The individual has the right to erasure. This is also known as the right to be forgotten, and this right has been enhanced to include the request to delete or remove all personal data where there is no reason to hold it.
The individual also has the right to restrict processing. An individual can request the restriction of data and this must be complied with if the data is in dispute; processing it would be unlawful; or the personal data is needed by the individual to establish, exercise or defend a legal claim.
Where information has been disclosed to third parties then the third party must be informed of the restriction and reasonable steps must be taken to ensure that they comply. If the data restriction is lifted then the individual must be informed.
The individual also has the right to data portability where they can move and transfer their personal data in a way that is easy and safe.
The individual also has the right to object to the processing of their personal data, as well as rights in relation to automated decision making.
The individual has the right to object to an automated decision where that decision has a legal or significant effect on the individual (an example would be where educational qualifications are required for a teaching position).
HR/Payroll is legally obliged to hold data for a minimum of three years after the end of the tax year.

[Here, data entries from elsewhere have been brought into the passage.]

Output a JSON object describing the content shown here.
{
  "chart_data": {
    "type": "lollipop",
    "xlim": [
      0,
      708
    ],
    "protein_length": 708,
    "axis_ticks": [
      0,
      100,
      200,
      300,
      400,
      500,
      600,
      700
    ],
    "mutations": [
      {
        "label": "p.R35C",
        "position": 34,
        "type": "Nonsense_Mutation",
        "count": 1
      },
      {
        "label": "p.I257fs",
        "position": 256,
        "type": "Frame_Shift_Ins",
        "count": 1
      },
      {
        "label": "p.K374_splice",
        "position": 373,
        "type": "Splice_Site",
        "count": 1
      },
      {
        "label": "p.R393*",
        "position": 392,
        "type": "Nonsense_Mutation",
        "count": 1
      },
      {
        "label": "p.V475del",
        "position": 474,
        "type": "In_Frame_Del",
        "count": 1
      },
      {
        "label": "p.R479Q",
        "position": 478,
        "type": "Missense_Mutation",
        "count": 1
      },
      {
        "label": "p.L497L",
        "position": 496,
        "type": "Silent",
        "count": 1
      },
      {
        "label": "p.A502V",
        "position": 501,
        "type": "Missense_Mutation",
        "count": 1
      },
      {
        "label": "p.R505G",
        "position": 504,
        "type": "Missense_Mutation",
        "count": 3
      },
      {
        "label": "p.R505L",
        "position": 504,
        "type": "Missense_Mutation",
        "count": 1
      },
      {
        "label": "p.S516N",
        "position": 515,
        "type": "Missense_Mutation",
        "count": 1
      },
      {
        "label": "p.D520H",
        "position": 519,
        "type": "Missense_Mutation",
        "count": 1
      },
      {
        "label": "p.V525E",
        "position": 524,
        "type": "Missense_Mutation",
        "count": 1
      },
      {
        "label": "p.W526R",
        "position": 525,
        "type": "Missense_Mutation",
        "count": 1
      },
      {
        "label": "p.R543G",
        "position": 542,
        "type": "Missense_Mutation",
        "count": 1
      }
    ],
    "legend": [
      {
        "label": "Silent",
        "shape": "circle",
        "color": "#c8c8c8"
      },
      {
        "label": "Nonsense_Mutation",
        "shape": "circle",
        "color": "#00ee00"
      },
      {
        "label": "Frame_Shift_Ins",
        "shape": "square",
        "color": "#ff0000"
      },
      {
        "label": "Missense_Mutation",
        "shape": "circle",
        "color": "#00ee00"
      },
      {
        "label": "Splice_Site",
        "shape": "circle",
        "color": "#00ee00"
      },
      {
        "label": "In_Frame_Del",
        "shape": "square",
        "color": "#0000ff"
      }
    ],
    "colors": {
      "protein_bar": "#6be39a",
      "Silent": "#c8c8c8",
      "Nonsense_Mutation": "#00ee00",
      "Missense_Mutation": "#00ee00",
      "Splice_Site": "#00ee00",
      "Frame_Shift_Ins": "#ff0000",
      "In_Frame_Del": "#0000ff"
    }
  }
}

For many educational establishments that is a lot of data and storage can be a problem, whether stored manually or electronically.
One solution often used is that of a third party data storage supplier. If this is used, then a check of their compliance will need to be made.
The most publicised data breaches are by hackers who break into an organisation’s electronic systems. However, data breach also covers unauthorised disclosure and unauthorised access to personal data. This means for example, that any emails sent containing personal data may, if sent without the individual’s consent, be a data breach. And any emails sent in error would definitely be a data breach. Organisations should therefore look to alternative ways of transferring personal data.
Staff are only human and mistakes will happen, so to keep personal data secure one solution is to use ‘pseudonymisation’, that is the de-identifying or anonymising of data by removing the link between the data and the individual concerned.
This will eliminate the risk of discovery of the individual by a hacker or an accidental disclosure. However, it will only work if the code to the pseudonymisation is kept on a separate system to that of the data.
Finally There is a lot to do between now and 25 May 2018 and a lot of processes to go through before achieving compliance. The following is a suggestion of where to start.
Appoint a Steering committee to oversee the whole process and allocate significant jobs and tasks.
Perform an audit, documenting current procedures and enhancing them to meet the new regulation
Train staff in the new procedures and effect a cultural change that will confirm the protection of an individual’s personal data.
If action is taken now, it will still be possible to meet the deadline, but time is tight. Compliance is not optional, and neither are the penalties, so act now.